Das Landgericht hat mit Urteil vom 14.06.2019 die Beklagten verurteilt, an die Klägerin 3.000,00 EUR nebst Zinsen zu zahlen und die Klägerin von vorgerichtlichen Rechtsanwaltskosten in Höhe von 573,94 EUR freizustellen sowie im Übrigen die Klage abgewiesen. Es hat zur Begründung ausgeführt, die Implantate 25 und 26 seien behandlungsfehlerhaft in mesio-distaler Richtung zu eng zueinander eingebracht worden. Auch sei eine Abweichung von der idealen Lage festzustellen und die Implantatlänge zumindest grenzwertig. Bezüglich der fehlerhaft eingebrachten Implantate 25 und 26 bestehe der Schaden in der Notwendigkeit zweier Eingriffe, nämlich der Entfernung der Implantate 25 und 26 sowie Neusetzung eines Implantates bei 24. Für die dargestellten Folgeeingriffe stehe der Klägerin ein Schmerzensgeld in Höhe von 3.000,00 EUR zu. Weitere Schäden habe die Klägerin nicht bewiesen. Die Feststellungsklage sei mangels Feststellungsinteresse abzuweisen. Nach erfolgter Entfernung der Implantate 25 und 26 sowie Neusetzung eines Implantates bei 24 sei die Klägerin in der Lage gewesen, daraus resultierende materielle Schäden zu beziffern.

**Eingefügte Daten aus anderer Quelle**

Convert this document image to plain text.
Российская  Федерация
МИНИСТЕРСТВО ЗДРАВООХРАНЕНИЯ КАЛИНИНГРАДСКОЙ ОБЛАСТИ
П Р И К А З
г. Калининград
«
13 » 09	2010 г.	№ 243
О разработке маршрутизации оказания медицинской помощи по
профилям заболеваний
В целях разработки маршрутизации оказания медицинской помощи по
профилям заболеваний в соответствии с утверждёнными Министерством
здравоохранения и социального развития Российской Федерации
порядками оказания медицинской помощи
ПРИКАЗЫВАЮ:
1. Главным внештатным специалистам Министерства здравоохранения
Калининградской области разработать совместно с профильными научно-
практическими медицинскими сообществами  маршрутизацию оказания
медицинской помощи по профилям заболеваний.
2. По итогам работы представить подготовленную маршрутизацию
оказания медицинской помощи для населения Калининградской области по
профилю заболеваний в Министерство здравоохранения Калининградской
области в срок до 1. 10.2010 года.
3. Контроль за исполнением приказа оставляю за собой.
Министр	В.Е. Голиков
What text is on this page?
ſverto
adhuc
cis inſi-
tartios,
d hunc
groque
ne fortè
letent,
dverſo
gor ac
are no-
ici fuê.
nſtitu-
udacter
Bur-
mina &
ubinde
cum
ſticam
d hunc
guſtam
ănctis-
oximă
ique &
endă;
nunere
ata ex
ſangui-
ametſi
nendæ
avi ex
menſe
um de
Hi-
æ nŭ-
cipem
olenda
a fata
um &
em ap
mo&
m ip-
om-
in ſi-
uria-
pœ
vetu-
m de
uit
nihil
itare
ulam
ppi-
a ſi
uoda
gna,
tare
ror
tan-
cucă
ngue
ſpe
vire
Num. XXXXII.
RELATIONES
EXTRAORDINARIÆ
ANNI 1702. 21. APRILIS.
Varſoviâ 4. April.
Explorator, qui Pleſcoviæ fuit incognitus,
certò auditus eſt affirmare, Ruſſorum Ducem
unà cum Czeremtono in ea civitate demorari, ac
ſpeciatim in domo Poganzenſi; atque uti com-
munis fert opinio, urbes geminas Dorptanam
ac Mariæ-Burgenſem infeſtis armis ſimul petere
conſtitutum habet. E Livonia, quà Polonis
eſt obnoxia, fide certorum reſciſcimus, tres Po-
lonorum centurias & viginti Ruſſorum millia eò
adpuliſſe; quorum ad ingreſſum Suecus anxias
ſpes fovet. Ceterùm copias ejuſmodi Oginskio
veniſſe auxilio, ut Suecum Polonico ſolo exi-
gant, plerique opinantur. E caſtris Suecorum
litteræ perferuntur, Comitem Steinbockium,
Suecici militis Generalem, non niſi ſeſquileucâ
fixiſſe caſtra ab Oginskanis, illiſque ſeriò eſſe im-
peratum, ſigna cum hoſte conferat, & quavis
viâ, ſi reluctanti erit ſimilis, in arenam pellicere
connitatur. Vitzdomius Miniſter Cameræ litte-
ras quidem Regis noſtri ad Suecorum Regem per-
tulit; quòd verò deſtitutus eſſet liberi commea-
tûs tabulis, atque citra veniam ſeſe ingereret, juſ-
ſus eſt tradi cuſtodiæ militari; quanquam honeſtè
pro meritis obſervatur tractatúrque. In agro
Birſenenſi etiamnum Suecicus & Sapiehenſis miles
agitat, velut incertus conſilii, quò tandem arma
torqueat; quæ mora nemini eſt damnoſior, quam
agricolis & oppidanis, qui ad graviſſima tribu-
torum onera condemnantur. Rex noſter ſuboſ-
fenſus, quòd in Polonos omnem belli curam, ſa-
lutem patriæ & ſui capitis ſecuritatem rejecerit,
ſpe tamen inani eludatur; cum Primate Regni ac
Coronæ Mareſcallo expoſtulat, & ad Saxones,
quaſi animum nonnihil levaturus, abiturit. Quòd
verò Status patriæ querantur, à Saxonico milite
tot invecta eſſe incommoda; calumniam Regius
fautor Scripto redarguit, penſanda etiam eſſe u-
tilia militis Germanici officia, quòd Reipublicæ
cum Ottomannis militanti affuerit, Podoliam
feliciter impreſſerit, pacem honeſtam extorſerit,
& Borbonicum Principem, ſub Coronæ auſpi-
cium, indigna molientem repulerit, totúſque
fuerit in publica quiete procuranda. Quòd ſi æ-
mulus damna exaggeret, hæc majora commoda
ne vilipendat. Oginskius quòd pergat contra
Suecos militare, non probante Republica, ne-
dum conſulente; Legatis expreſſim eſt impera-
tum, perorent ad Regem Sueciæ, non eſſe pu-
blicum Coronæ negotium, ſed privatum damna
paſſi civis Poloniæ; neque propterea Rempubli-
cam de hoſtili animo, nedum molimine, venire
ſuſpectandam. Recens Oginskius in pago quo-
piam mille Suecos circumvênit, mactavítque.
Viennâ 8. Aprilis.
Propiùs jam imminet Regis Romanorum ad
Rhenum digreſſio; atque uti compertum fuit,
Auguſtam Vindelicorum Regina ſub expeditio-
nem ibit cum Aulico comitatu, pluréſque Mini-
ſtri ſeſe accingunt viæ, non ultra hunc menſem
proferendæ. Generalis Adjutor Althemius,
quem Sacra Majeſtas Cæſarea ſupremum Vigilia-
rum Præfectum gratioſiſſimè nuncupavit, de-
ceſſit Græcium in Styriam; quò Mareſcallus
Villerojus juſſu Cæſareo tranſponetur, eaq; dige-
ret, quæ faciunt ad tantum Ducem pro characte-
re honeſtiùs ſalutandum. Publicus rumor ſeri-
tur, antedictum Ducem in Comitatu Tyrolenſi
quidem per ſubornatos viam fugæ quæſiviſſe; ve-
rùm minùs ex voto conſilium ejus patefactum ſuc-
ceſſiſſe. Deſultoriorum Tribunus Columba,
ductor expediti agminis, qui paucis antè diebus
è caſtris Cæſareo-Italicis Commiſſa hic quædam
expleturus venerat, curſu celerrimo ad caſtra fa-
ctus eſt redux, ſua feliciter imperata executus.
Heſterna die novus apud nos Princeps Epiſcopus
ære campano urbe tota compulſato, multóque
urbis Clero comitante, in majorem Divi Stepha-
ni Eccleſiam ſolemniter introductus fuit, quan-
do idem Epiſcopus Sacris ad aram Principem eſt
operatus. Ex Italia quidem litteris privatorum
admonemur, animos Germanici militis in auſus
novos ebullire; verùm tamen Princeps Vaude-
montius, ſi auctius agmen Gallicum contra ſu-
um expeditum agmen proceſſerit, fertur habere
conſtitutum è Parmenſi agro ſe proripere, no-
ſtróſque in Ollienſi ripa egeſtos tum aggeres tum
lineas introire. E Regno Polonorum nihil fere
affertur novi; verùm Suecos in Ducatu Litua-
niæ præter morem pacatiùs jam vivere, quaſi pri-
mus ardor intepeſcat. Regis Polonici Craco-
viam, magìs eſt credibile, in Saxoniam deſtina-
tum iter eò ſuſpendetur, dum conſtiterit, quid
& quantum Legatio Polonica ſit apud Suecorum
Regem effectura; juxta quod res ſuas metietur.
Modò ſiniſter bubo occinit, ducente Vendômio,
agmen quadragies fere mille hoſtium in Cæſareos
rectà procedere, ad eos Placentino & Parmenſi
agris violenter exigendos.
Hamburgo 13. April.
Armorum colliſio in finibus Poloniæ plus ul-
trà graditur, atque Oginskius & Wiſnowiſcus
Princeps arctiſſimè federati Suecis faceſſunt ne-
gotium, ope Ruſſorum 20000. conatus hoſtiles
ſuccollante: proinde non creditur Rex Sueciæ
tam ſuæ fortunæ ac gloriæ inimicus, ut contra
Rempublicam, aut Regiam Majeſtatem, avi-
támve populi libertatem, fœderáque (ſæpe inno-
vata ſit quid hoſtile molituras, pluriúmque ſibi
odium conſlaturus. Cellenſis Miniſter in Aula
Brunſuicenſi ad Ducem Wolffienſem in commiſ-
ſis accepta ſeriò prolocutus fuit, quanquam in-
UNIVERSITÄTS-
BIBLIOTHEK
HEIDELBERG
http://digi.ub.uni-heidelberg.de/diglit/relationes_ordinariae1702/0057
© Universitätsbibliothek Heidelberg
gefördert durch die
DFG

Die Klägerin verfolgt mit der von ihr form- und fristgerecht eingelegten sowie begründeten Berufung ihr erstinstanzliches Begehren - soweit die Klage abgewiesen worden ist - in vollem Umfang weiter. Die Kammer habe verkannt, dass die Implantate in regio 25 und 26 nach Auffassung des Sachverständigen nicht nutzbar seien, so dass auch der zugrunde liegende Implantationseingriff fehlerhaft und damit als schadensersatz- bzw. schmerzensgeldpflichtig zu bewerten sei. Unabhängig hiervon sei das Schmerzensgeld in Höhe von 3.000,00 EUR wegen der Notwendigkeit zweier operativer Eingriffe und der hiervon ausgehenden Beschwerden aber auch nicht angemessen. Das Landgericht habe ferner nicht berücksichtigt, dass eine Feststellungsklage jedenfalls dann zulässig sei, wenn sich - wie hier - der Schaden zum Zeitpunkt der Klageerhebung noch nicht oder jedenfalls nicht ohne Durchführung einer aufwändigen Begutachtung beziffern lasse.
Die Klägerin beantragt,
unter Abänderung des Urteils des Landgerichts Chemnitz vom 14.06.2019
1. die Beklagte über den zuerkannten Betrag von 3.000,00 EUR hinaus zu verurteilen, ein weiteres, in das Erme...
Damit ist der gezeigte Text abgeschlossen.